Entodon
Autoicous or rarely dioicous (not in Victoria). Asexual propagules absent. Mats on rocks, soil, logs or trees. Stems creeping or ascending (not in Victoria), irregularly or subpinnately to bipinnately branched, with relatively short branches, with rhizoids clustered on ventral surface; central strand present.

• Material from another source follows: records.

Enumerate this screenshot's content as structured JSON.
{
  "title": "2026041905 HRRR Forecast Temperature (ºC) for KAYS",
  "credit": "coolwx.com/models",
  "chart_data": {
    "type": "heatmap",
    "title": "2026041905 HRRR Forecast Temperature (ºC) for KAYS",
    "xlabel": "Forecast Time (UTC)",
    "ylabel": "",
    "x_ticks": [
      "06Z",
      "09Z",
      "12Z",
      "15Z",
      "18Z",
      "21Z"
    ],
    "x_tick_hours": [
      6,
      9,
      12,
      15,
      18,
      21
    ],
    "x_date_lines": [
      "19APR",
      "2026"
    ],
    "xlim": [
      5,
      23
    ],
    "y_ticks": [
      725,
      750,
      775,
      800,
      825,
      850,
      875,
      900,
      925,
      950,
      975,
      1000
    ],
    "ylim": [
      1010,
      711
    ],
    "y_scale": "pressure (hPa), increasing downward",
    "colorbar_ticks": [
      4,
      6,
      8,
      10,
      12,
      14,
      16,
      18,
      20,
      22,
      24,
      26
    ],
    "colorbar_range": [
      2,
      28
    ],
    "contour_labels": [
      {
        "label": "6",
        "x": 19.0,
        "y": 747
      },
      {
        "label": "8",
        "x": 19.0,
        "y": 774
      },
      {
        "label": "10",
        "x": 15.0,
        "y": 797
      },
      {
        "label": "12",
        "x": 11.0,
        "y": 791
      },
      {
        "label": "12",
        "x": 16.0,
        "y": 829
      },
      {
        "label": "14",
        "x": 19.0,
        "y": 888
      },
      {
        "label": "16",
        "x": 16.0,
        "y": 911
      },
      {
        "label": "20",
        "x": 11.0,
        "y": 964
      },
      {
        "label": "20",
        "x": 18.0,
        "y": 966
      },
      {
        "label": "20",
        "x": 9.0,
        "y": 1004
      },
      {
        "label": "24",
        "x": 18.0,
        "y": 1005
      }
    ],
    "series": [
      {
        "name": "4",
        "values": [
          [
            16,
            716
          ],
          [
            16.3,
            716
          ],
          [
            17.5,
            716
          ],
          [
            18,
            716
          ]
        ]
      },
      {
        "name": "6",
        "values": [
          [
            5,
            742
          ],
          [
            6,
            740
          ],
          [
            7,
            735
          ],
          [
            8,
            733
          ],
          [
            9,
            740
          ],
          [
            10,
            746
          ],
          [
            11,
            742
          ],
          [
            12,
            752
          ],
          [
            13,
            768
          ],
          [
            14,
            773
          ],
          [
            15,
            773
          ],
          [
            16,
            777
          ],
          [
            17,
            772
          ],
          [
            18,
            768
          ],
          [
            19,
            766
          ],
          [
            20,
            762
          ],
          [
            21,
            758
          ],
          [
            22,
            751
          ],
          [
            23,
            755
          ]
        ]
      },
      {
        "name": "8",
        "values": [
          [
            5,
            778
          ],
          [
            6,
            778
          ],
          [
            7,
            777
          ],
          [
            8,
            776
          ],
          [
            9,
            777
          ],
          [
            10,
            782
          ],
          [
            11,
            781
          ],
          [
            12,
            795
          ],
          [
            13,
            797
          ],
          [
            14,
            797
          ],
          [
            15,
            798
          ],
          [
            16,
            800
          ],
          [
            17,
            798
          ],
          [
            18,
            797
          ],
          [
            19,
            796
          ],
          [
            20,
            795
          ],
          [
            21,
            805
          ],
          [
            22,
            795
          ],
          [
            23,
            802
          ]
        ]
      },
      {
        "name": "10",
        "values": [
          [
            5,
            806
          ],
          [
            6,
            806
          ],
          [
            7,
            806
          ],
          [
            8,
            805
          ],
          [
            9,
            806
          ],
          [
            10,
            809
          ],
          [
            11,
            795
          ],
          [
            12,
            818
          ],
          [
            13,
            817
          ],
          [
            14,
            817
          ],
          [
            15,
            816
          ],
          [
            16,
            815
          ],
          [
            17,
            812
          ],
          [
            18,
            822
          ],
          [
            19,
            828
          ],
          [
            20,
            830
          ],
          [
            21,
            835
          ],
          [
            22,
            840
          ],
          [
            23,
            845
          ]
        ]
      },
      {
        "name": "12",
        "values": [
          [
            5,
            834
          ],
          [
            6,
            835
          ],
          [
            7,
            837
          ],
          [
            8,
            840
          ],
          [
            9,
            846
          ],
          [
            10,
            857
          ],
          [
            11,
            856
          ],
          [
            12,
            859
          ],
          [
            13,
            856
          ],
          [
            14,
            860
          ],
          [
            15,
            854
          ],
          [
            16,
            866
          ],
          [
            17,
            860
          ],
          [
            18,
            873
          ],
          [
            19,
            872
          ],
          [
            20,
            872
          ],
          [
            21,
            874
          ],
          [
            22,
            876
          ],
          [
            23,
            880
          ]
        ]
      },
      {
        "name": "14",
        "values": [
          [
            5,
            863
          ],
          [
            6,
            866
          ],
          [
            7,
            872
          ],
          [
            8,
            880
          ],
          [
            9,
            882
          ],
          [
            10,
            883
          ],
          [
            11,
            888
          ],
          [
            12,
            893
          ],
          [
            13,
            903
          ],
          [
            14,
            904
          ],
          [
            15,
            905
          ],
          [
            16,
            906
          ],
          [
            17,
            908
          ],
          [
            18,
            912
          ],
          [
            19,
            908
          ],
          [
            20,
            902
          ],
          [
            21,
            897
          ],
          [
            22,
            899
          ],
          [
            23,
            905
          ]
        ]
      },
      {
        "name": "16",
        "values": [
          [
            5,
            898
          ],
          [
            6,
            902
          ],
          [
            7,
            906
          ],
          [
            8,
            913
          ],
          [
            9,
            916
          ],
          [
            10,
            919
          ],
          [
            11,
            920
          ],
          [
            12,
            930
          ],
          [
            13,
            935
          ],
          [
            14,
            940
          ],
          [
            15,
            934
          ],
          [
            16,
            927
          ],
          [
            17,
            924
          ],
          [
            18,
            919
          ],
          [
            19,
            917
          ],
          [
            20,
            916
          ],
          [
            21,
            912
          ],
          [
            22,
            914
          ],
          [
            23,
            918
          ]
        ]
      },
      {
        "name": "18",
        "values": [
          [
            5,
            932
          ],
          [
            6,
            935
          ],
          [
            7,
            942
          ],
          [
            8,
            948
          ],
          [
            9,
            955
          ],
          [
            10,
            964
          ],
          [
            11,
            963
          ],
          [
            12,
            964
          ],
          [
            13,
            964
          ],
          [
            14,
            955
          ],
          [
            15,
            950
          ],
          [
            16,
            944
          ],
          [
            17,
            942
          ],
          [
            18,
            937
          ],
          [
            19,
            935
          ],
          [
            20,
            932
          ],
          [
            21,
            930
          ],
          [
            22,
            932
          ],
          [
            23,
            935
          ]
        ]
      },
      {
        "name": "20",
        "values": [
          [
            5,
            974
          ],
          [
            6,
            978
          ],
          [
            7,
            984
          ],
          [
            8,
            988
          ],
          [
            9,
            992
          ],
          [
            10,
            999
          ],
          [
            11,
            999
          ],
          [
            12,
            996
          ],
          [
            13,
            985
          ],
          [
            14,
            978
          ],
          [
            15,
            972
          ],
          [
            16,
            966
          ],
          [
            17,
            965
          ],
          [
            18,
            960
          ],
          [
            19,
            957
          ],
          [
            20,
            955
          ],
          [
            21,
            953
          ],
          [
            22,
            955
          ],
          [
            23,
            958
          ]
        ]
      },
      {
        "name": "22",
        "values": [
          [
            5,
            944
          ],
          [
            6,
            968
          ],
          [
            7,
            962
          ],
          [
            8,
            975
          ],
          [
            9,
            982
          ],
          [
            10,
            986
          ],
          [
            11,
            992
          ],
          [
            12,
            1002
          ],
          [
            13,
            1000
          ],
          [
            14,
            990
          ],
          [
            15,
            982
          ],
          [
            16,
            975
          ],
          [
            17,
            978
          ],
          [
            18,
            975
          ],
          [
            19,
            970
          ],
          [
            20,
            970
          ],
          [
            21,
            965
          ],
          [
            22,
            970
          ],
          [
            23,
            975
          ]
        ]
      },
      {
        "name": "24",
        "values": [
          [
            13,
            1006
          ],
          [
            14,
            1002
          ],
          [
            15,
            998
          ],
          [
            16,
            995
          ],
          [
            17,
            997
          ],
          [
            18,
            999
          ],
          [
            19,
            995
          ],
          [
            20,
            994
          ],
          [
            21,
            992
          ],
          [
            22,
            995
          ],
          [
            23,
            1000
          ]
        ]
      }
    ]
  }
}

Leaves oblong-lanceolate to oblong-ovate, arranged around stem and facing all directions or complanate, those of stem similar to those of branches or sometimes slightly differentiated by shape and alar cell extent, erect to erect-spreading when moist, scarcely altered to becoming more appressed when dry, not plicate, not decurrent; apex obtuse (not in Victoria), acute or acuminate; costa double and short to extending to near midleaf (not in Victoria), or absent (not in Victoria); margin entire (not in Victoria) or serrulate toward apex, plane or reflexed near base (not in Victoria); laminal cells linear, becoming shorter near base, smooth; alar cells well-differentiated, numerous, sometimes extending to costa, quadrate to subquadrate, sometimes inflated, forming triangular or auriculate groups. Capsule erect or nearly so, symmetric, cylindric, with (not in Victoria) or without an annulus. Calyptra cucullate, smooth, glabrous. Operculum conic (not in Victoria) to obliquely rostrate. Peristome double; exostome teeth yellow (not in Victoria) to brown or red-brown, without a prostome; endostome with segments as long or shorter than exostome, rarely rudimentary (not in Victoria), with a low basal membrane; cilia absent or rarely rudimentary (not in Victoria).
Around 117 species in temperate to tropical regions, but most diverse in East Asia and in the Andes; one species in Victoria.